Deep and beautiful. The reward prediction error hypothesis of dopamine
Introduction
According to the reward-prediction error hypothesis of dopamine (RPEH), the phasic activity of dopaminergic neurons in specific regions in the midbrain signals a discrepancy between the predicted and currently experienced reward of a particular event. The RPEH is widely regarded as one of the largest successes of computational neuroscience. Terrence Sejnowski, a pioneer in computational neuroscience and prominent cognitive scientist, pointed at the RPEH, when, in 2012, he was invited by the online magazine Edge.org to answer the question “What is your favorite deep, elegant, or beautiful explanation?” Several researchers in cognitive and brain sciences would agree that this hypothesis “has become the standard model [for explaining dopaminergic activity and reward-based learning] within neuroscience” (Caplin & Dean, 2008, p. 663). Even among critics, the “stunning elegance” and the “beautiful rigor” of the RPEH are recognized (Berridge, 2007, pp. 399, 403).
However, the type of information coded by dopaminergic transmission—along with its functional role in cognition and behaviour—is very likely to go beyond reward-prediction error. The RPEH is not the only available hypothesis about what type of information is encoded by dopaminergic activity in the midbrain (cf., Berridge, 2007, Friston et al., 2012, Graybiel, 2008, Wise, 2004). Current evidence does not speak univocally in favour of this hypothesis, and disagreement remains about to what extent the RPEH is supported by available evidence (Dayan and Niv, 2008, O’Doherty, 2012, Redgrave and Gurney, 2006). On the one hand, it has been claimed that “to date no alternative has mustered as convincing and multidirectional experimental support as the prediction-error theory of dopamine” (Niv & Montague, 2009, p. 342; see also Glimcher, 2011, Niv, 2009); on the other hand, the counter-claims have been put forward that the RPEH is an “elegant illusion” and that “[s]o far, incentive salience predictions [that is, predictions of an alternative hypothesis about dopamine] appear to best fit the data from situations that explicitly pit the dopamine hypotheses against each other” (Berridge, 2007, p. 424).
How has the RPEH become so successful then? What does it explain exactly?
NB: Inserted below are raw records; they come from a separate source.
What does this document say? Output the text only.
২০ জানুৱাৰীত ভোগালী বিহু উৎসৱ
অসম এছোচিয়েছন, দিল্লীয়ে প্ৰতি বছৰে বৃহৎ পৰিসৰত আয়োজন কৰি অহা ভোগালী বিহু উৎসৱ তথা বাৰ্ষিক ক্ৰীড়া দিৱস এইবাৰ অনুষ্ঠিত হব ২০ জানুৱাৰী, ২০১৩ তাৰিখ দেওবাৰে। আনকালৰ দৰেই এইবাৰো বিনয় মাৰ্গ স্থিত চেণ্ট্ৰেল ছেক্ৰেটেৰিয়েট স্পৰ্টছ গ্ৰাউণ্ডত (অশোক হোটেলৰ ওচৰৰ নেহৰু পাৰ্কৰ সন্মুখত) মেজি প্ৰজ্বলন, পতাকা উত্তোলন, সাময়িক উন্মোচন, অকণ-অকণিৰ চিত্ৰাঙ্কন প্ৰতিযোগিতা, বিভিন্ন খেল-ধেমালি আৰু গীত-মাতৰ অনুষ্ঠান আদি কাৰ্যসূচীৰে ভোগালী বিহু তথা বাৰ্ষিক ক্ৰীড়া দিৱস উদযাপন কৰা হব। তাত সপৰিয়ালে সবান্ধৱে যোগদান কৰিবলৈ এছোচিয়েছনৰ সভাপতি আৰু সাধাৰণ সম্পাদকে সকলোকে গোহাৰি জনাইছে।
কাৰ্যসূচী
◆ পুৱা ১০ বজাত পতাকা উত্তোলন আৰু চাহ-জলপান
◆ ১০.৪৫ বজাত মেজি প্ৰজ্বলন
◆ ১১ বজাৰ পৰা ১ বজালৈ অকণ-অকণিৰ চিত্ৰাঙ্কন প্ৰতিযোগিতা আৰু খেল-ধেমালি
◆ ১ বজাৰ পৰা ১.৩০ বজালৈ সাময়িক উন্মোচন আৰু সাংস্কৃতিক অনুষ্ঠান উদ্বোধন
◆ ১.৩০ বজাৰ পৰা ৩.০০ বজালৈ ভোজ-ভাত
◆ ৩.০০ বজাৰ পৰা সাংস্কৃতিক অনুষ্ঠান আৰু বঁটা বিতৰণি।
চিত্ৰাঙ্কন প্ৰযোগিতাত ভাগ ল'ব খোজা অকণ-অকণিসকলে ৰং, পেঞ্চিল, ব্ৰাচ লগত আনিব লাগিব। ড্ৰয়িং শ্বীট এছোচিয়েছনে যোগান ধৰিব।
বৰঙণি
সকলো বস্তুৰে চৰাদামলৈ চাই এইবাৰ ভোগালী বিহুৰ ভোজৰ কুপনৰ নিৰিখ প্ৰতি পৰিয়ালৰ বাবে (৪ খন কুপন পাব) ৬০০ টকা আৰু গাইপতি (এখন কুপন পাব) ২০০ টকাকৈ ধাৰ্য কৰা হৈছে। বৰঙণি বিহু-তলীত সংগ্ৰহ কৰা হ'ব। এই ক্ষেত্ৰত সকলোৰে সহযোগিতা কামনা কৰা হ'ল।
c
And, granted that it is at least intuitively uncontroversial that the RPEH is beautiful and elegant, in which sense can it be justifiably deemed deeper than alternatives? The present paper addresses these questions by firstly reconstructing the main historical events that led to the formulation and subsequent success of the RPEH (Section 2).
With this historical account on the background, it is elucidated what and how the RPEH explains, contrasting it to the incentive salience hypothesis—arguably its most prominent current alternative. It is clarified that both hypotheses are concerned only with what type of information is encoded by dopaminergic activity. Specifically, the RPEH has the dual role of accurately describing the dynamic profile of phasic dopaminergic activity in the midbrain during reward-based learning and decision-making, and of explaining this profile by citing the representational role of dopaminergic phasic activity. If the RPEH is true, then a mechanism composed of midbrain dopaminergic neurons and their phasic activity carries out the task of learning what to do in the face of expected rewards, generating decisions accordingly (Section 3).
The paper finally explicates under which conditions some explanation of learning, motivation or decision-making phenomena based on the RPEH can be justifiably deemed deeper than some alternative explanation based on the incentive salience hypothesis. Two accounts of explanatory depth are considered. According to one account, deeper explanatory generalizations have wider scope (e.g., Hempel, 1959); according to the other, deeper explanatory generalizations show more degrees of invariance (e.g., Woodward & Hitchcock, 2003). It is argued that, although it is premature to maintain that explanations based on the RPEH are actually deeper—in either of these two senses of explanatory depth—than alternative explanations based on the incentive salience hypothesis, relevant available evidence indicates that they may well be (Section 4). The contribution of the paper to existing literature is summarised in the conclusion.
Section snippets
Reward-prediction error meets dopamine
Dopamine is a neurotransmitter in the brain.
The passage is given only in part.